В маленькой комнате, где Самуил провел последний, мучительный год своей жизни, Медея устроила себе уголок. Развернула мужнино кресло к окну, поставила сбоку сундук, на нем разложила те несколько книг, которые читала. В этой комнате она постоянно меняла белые занавески на еще более белые, стирала белесую крымскую пыль с книжной полки и шкафа с Самуиловыми вещами. Вещи его она не трогала.

Весь тот год она читала Псалтирь, каждый вечер по кафизме, заканчивала и начинала снова. Псалтирь у нее была старая, церковно-славянская, сохранившаяся от гимназических времен. Вторая, греческая, принадлежавшая Харлампию, была для нее трудна, поскольку была написана не на языке понтийских греков, а на современном греческом. Еще была в доме русско-еврейская, с параллельным текстом, виленского издания конца прошлого века, которая вместе с двумя другими еврейскими книгами лежала теперь на крышке сундучка.

Медея иногда пыталась читать Псалтирь по-русски, и хотя некоторые места были яснее по смыслу, но терялась таинственная красота затуманенного славянского…
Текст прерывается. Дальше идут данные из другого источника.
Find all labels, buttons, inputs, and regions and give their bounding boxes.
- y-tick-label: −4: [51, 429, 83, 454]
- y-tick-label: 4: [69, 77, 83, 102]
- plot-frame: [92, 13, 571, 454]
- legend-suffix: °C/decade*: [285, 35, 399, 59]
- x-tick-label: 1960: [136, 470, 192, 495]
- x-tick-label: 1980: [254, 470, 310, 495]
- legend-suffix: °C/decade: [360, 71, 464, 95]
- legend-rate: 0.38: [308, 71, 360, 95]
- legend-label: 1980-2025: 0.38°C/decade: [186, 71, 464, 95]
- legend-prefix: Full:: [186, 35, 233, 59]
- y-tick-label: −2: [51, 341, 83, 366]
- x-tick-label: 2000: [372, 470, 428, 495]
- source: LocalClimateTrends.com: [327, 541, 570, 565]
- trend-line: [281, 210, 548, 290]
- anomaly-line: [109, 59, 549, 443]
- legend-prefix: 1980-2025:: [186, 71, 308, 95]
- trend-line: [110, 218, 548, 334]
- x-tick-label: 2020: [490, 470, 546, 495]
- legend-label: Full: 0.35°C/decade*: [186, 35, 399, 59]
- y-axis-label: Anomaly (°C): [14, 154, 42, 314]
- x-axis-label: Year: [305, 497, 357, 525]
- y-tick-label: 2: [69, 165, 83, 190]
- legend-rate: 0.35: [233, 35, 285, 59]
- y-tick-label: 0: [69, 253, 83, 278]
Медея прекрасно помнила смуглое лицо молодого человека с толстой, грубо раздвоенной верхней губой, его заостренный на кончике нос и большие плоские лацканы коричневого пиджака, когда он решительно подошел к Самуилу, сидящему на лавочке возле феодосийской автостанции в ожидании симферопольского автобуса. Молодой человек, прижимая локтем к боку три книги, остановился возле Самуила и задал лобовой вопрос:

– Извините, вы еврей?

Самуил, измученный болями, молча кивнул, не пожелав блеснуть какой-нибудь обычной из своих шуток.

– Возьмите, пожалуйста, у нас умер дед, и никто этого языка не знает. – Молодой человек начал совать в руки Самуилу потрепанные книги, и тут стало видно, что он страшно смущен. – Вы, может, почитаете когда-нибудь. Хаим звали моего деда… Самуил молча раскрыл верхнюю из них.